The Tibet part of the festival will be the largest. Tibetan artists will demonstrate paper making, mask making, metal work and other skills. Yaks and nomadic tents will be on display and on Sunday July 2, the Dalai Lama will show up. The revered spiritual leader will lead a prayer service beginning at 8:30am and then make a public address at 11:00.

A good part of the Washington, D.C. section of the festival will feature the culture and history of the city’s large African American community. The many other ethnic groups that make their home here will also be represented. In fact, some of the best international bands in area are billed to play on the festival’s music stage.

Besides the festival, there are some good exhibits in the museums around the Mall. The National Museum of American History (Constitution Avenue between 12th and 14th Street) has a fantastic exhibit dedicated to the life of the great folk singer Woody Guthrie. This is an exhibit any Guthrie fan will love. For anyone who doesn’t know about Woody, it’s time you learned. The show closes July 16.
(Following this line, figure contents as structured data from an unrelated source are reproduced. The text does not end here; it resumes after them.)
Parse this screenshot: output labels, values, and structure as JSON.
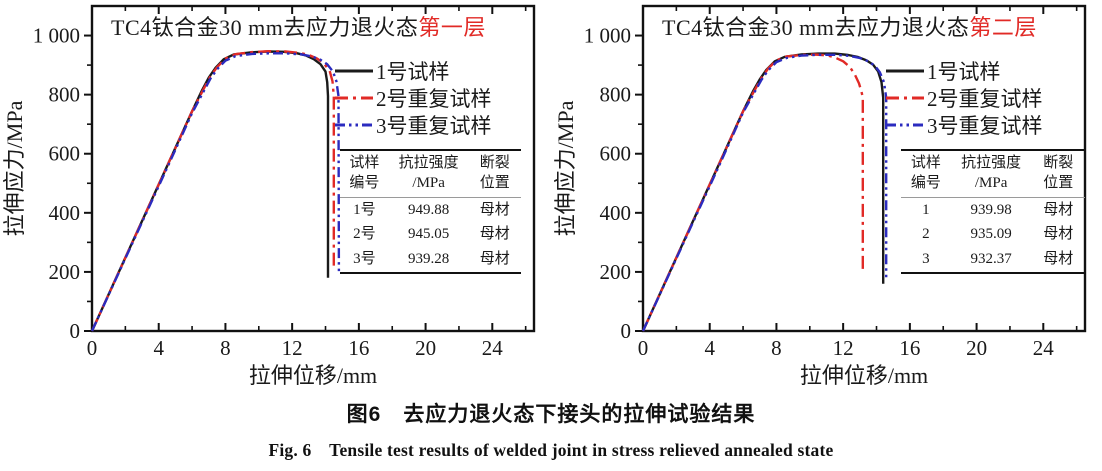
{
  "figure": {
    "caption_zh": "图6　去应力退火态下接头的拉伸试验结果",
    "caption_en": "Fig. 6　Tensile test results of welded joint in stress relieved annealed state"
  },
  "colors": {
    "series1": "#1a1a1a",
    "series2": "#e12a26",
    "series3": "#2b2bbf",
    "title_highlight": "#e12a26",
    "frame": "#111111"
  },
  "chart_data": [
    {
      "type": "line",
      "title_prefix": "TC4钛合金30 mm去应力退火态",
      "title_highlight": "第一层",
      "xlabel": "拉伸位移/mm",
      "ylabel": "拉伸应力/MPa",
      "xlim": [
        0,
        26.5
      ],
      "ylim": [
        0,
        1100
      ],
      "xticks": [
        0,
        4,
        8,
        12,
        16,
        20,
        24
      ],
      "xtick_labels": [
        "0",
        "4",
        "8",
        "12",
        "16",
        "20",
        "24"
      ],
      "x_minor_ticks": [
        2,
        6,
        10,
        14,
        18,
        22,
        26
      ],
      "yticks": [
        0,
        200,
        400,
        600,
        800,
        1000
      ],
      "ytick_labels": [
        "0",
        "200",
        "400",
        "600",
        "800",
        "1 000"
      ],
      "y_minor_ticks": [
        100,
        300,
        500,
        700,
        900
      ],
      "grid": false,
      "legend_position": "inside-upper-right",
      "series": [
        {
          "name": "1号试样",
          "color": "#1a1a1a",
          "dash": "solid",
          "points": [
            [
              0,
              0
            ],
            [
              1.5,
              186
            ],
            [
              3,
              372
            ],
            [
              4.5,
              558
            ],
            [
              6,
              744
            ],
            [
              6.6,
              815
            ],
            [
              7.0,
              858
            ],
            [
              7.4,
              890
            ],
            [
              7.9,
              920
            ],
            [
              8.5,
              936
            ],
            [
              9.5,
              943
            ],
            [
              10.5,
              946
            ],
            [
              11.5,
              945
            ],
            [
              12.3,
              940
            ],
            [
              12.8,
              933
            ],
            [
              13.3,
              920
            ],
            [
              13.7,
              903
            ],
            [
              14.0,
              878
            ],
            [
              14.1,
              842
            ],
            [
              14.15,
              795
            ],
            [
              14.15,
              180
            ]
          ]
        },
        {
          "name": "2号重复试样",
          "color": "#e12a26",
          "dash": "dash-dot",
          "points": [
            [
              0,
              0
            ],
            [
              1.5,
              186
            ],
            [
              3,
              372
            ],
            [
              4.5,
              558
            ],
            [
              6,
              744
            ],
            [
              6.7,
              820
            ],
            [
              7.1,
              862
            ],
            [
              7.5,
              893
            ],
            [
              8.0,
              922
            ],
            [
              8.6,
              937
            ],
            [
              9.6,
              944
            ],
            [
              10.6,
              947
            ],
            [
              11.6,
              946
            ],
            [
              12.5,
              941
            ],
            [
              13.0,
              934
            ],
            [
              13.5,
              922
            ],
            [
              13.9,
              906
            ],
            [
              14.25,
              880
            ],
            [
              14.42,
              845
            ],
            [
              14.5,
              795
            ],
            [
              14.5,
              210
            ]
          ]
        },
        {
          "name": "3号重复试样",
          "color": "#2b2bbf",
          "dash": "dash-dot-dot",
          "points": [
            [
              0,
              0
            ],
            [
              1.5,
              184
            ],
            [
              3,
              368
            ],
            [
              4.5,
              552
            ],
            [
              6,
              738
            ],
            [
              6.7,
              812
            ],
            [
              7.1,
              854
            ],
            [
              7.5,
              886
            ],
            [
              8.0,
              915
            ],
            [
              8.6,
              930
            ],
            [
              9.6,
              938
            ],
            [
              10.6,
              940
            ],
            [
              11.6,
              940
            ],
            [
              12.6,
              936
            ],
            [
              13.2,
              929
            ],
            [
              13.7,
              918
            ],
            [
              14.1,
              903
            ],
            [
              14.45,
              878
            ],
            [
              14.65,
              845
            ],
            [
              14.78,
              795
            ],
            [
              14.8,
              195
            ]
          ]
        }
      ],
      "inset_table": {
        "headers": [
          "试样\n编号",
          "抗拉强度\n/MPa",
          "断裂\n位置"
        ],
        "rows": [
          [
            "1号",
            "949.88",
            "母材"
          ],
          [
            "2号",
            "945.05",
            "母材"
          ],
          [
            "3号",
            "939.28",
            "母材"
          ]
        ]
      }
    },
    {
      "type": "line",
      "title_prefix": "TC4钛合金30 mm去应力退火态",
      "title_highlight": "第二层",
      "xlabel": "拉伸位移/mm",
      "ylabel": "拉伸应力/MPa",
      "xlim": [
        0,
        26.5
      ],
      "ylim": [
        0,
        1100
      ],
      "xticks": [
        0,
        4,
        8,
        12,
        16,
        20,
        24
      ],
      "xtick_labels": [
        "0",
        "4",
        "8",
        "12",
        "16",
        "20",
        "24"
      ],
      "x_minor_ticks": [
        2,
        6,
        10,
        14,
        18,
        22,
        26
      ],
      "yticks": [
        0,
        200,
        400,
        600,
        800,
        1000
      ],
      "ytick_labels": [
        "0",
        "200",
        "400",
        "600",
        "800",
        "1 000"
      ],
      "y_minor_ticks": [
        100,
        300,
        500,
        700,
        900
      ],
      "grid": false,
      "legend_position": "inside-upper-right",
      "series": [
        {
          "name": "1号试样",
          "color": "#1a1a1a",
          "dash": "solid",
          "points": [
            [
              0,
              0
            ],
            [
              1.5,
              186
            ],
            [
              3,
              372
            ],
            [
              4.5,
              558
            ],
            [
              6,
              744
            ],
            [
              6.6,
              812
            ],
            [
              7.0,
              852
            ],
            [
              7.4,
              884
            ],
            [
              7.9,
              913
            ],
            [
              8.5,
              928
            ],
            [
              9.5,
              936
            ],
            [
              10.5,
              939
            ],
            [
              11.5,
              939
            ],
            [
              12.3,
              934
            ],
            [
              12.9,
              927
            ],
            [
              13.4,
              916
            ],
            [
              13.8,
              901
            ],
            [
              14.1,
              878
            ],
            [
              14.3,
              842
            ],
            [
              14.4,
              790
            ],
            [
              14.4,
              160
            ]
          ]
        },
        {
          "name": "2号重复试样",
          "color": "#e12a26",
          "dash": "dash-dot",
          "points": [
            [
              0,
              0
            ],
            [
              1.5,
              186
            ],
            [
              3,
              372
            ],
            [
              4.5,
              558
            ],
            [
              6,
              744
            ],
            [
              6.7,
              816
            ],
            [
              7.1,
              856
            ],
            [
              7.5,
              888
            ],
            [
              8.0,
              916
            ],
            [
              8.6,
              929
            ],
            [
              9.5,
              934
            ],
            [
              10.3,
              936
            ],
            [
              11.0,
              933
            ],
            [
              11.5,
              926
            ],
            [
              12.0,
              913
            ],
            [
              12.4,
              894
            ],
            [
              12.7,
              868
            ],
            [
              12.95,
              838
            ],
            [
              13.1,
              810
            ],
            [
              13.18,
              790
            ],
            [
              13.18,
              205
            ]
          ]
        },
        {
          "name": "3号重复试样",
          "color": "#2b2bbf",
          "dash": "dash-dot-dot",
          "points": [
            [
              0,
              0
            ],
            [
              1.5,
              184
            ],
            [
              3,
              368
            ],
            [
              4.5,
              552
            ],
            [
              6,
              740
            ],
            [
              6.7,
              810
            ],
            [
              7.1,
              850
            ],
            [
              7.5,
              882
            ],
            [
              8.0,
              910
            ],
            [
              8.6,
              924
            ],
            [
              9.5,
              932
            ],
            [
              10.5,
              935
            ],
            [
              11.5,
              935
            ],
            [
              12.4,
              931
            ],
            [
              13.0,
              924
            ],
            [
              13.5,
              913
            ],
            [
              13.9,
              898
            ],
            [
              14.2,
              876
            ],
            [
              14.45,
              842
            ],
            [
              14.58,
              790
            ],
            [
              14.58,
              170
            ]
          ]
        }
      ],
      "inset_table": {
        "headers": [
          "试样\n编号",
          "抗拉强度\n/MPa",
          "断裂\n位置"
        ],
        "rows": [
          [
            "1",
            "939.98",
            "母材"
          ],
          [
            "2",
            "935.09",
            "母材"
          ],
          [
            "3",
            "932.37",
            "母材"
          ]
        ]
      }
    }
  ]
}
An impressive collection of Ben Shahn photographs are at The Phillips Collection (1600 21st St. by Dupont Circle Metro). Shahn, like Guthrie, did his best work in the 1930s and 1940s and the exhibit focuses on the pictures he took in New York City during this time. The exhibit runs to August 27.

The most popular current exhibit is the “The Impressionists at Argenteuil”, at the National Gallery of Art (between 3rd and 9th Streets at Constitution Avenue, NW). The riverside town of Argenteuil just outside of Paris became a favorite retreat for impressionist painters in the last decades of the 1800s. The exhibit which runs through August contains over fifty paintings created at the town by six major impressionists – Eugène Boudin, Gustave Caillebotte, Edouard Manet, Claude Monet, Auguste Renoir, and Alfred Sisley.

An exhibit of Norman Rockwell paintings at the Corcoran Art Gallery (500 17th St N.W.) and one on Vikings at the Natural History Museum (Constitution Avenue and 10th St.) round out the cultural offerings.

The large Viking exhibit is a great feat for a museum that usually puts it’s energy into stuffing animals. The exhibit includes swords and armor and more interesting artifacts such as pieces of slate from Greenland doodled on by bored Vikings a thousands years ago. The exhibit stresses that the Vikings, though vicious raiders, were not the dumb thugs we have long imagined them to be. They set up towns, developed sophisticated crafts and were highly successful traders. The guys even figured out how to use fleas, which always jump northward, to guide their ships.

That’s what there is to see in the Washington museums this July. You will not be avoiding the tourists but at least all the museums have very good air-conditioning. All the museums except the Corcoran and Phillips are free but even these will let you in for free or at a reduced rate (a couple of dollars) if you ask.